Die Tatsache, dass Venezuela zu den 15 korruptesten Ländern der Welt gehört und seit dem letzten Jahr weitere acht Plätze nach unten auf Rang 166 gerutscht ist, verwundert bei der derzeitigen politischen und wirtschaftlichen Lage des Landes nicht. Die Inflation ist auf dem Höchststand, Menschen leiden Hunger und müssen hohe Bestechungsgelder zahlen, um überhaupt Grundnahrungsmittel sowie die nötigsten Arzneimittel zu erhalten. Zudem haben die Ermittlungen im Odebrecht-Skandal gezeigt, dass Schmiergeldzahlungen des Baugiganten auch nach Venezuela flossen. Informanten haben in diesem Zusammenhang eine Zahlung von drei Millionen US-Dollar zur illegalen Finanzierung des Wahlkampfs von Nicolas Maduro von 2012 bis 2013 erwähnt.

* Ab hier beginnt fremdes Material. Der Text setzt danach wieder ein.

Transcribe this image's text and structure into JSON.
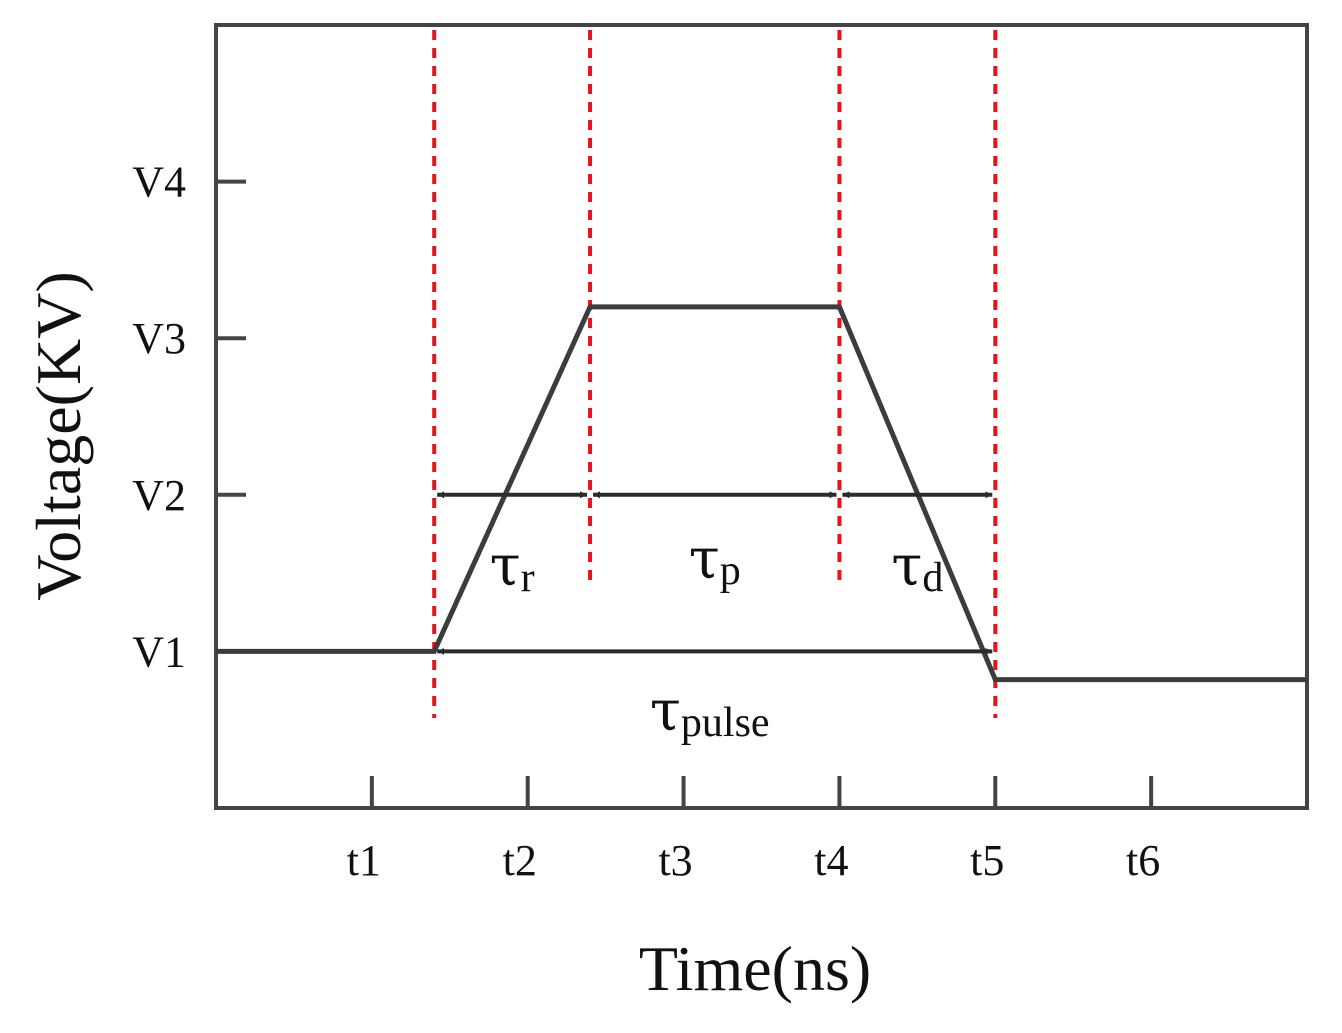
{
  "chart_data": {
    "type": "line",
    "xlabel": "Time(ns)",
    "ylabel": "Voltage(KV)",
    "x_ticks": [
      "t1",
      "t2",
      "t3",
      "t4",
      "t5",
      "t6"
    ],
    "y_ticks": [
      "V1",
      "V2",
      "V3",
      "V4"
    ],
    "xlim": [
      0,
      7
    ],
    "ylim": [
      0,
      5
    ],
    "grid": false,
    "legend": "none",
    "series": [
      {
        "x": [
          0,
          1.4,
          2.4,
          4.0,
          5.0,
          5.0,
          7.0
        ],
        "y": [
          1.0,
          1.0,
          3.2,
          3.2,
          0.82,
          0.82,
          0.82
        ]
      }
    ],
    "markers": {
      "vertical_dashed_x": [
        1.4,
        2.4,
        4.0,
        5.0
      ],
      "color": "#e8141b"
    },
    "intervals": [
      {
        "symbol": "τ",
        "sub": "r",
        "x_start": 1.4,
        "x_end": 2.4,
        "y": 2.0
      },
      {
        "symbol": "τ",
        "sub": "p",
        "x_start": 2.4,
        "x_end": 4.0,
        "y": 2.0
      },
      {
        "symbol": "τ",
        "sub": "d",
        "x_start": 4.0,
        "x_end": 5.0,
        "y": 2.0
      },
      {
        "symbol": "τ",
        "sub": "pulse",
        "x_start": 1.4,
        "x_end": 5.0,
        "y": 1.0
      }
    ],
    "colors": {
      "line": "#3c3c3c",
      "dashed": "#e8141b",
      "frame": "#444444"
    }
  }
}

Während Venezuela den schlechtesten Platz Lateinamerikas einnimmt, ist Mexiko das Land, welches 2016 den stärksten Abstieg innerhalb des Kontinents aufwies, indem es von Platz 95 auf Platz 123 abrutschte. Als Sinnbild für den rapiden Fall Mexikos auf der Korruptionsskala und die Verstrickung von Politik und organisierter Kriminalität gilt das mutmaßliche Handeln des Gouverneurs des Teilstaates Veracruz, Javier Duarte, dessen Regierung laut dem mexikanischen Rechnungshof mindestens 1,7 Milliarden US-Dollar unterschlagen haben soll. Dies wurde von der nationalen Regierung jahrelang geduldet.
Auch Kolumbien sah sich in Sachen Korruptionsbekämpfung im letzten Jahr mit einigen Rückschlägen konfrontiert und sank im Ranking von Platz 83 auf Platz 90. Seit einigen Monaten ist das Thema Odebrecht, in dessen Skandal auch kolumbianische Spitzenpolitiker verwickelt zu sein scheinen, in den Medien omnipräsent und wird zum Damoklesschwert im Präsidentschaftswahlkampf 2018 werden. Dem ehemaligen Wahlkampfleiter des Präsidenten Santos wird vorgeworfen, Bestechungsgelder in Höhe von einer Million US-Dollar für die Wiederwahl Santos’ im Jahre 2014 erhalten zu haben.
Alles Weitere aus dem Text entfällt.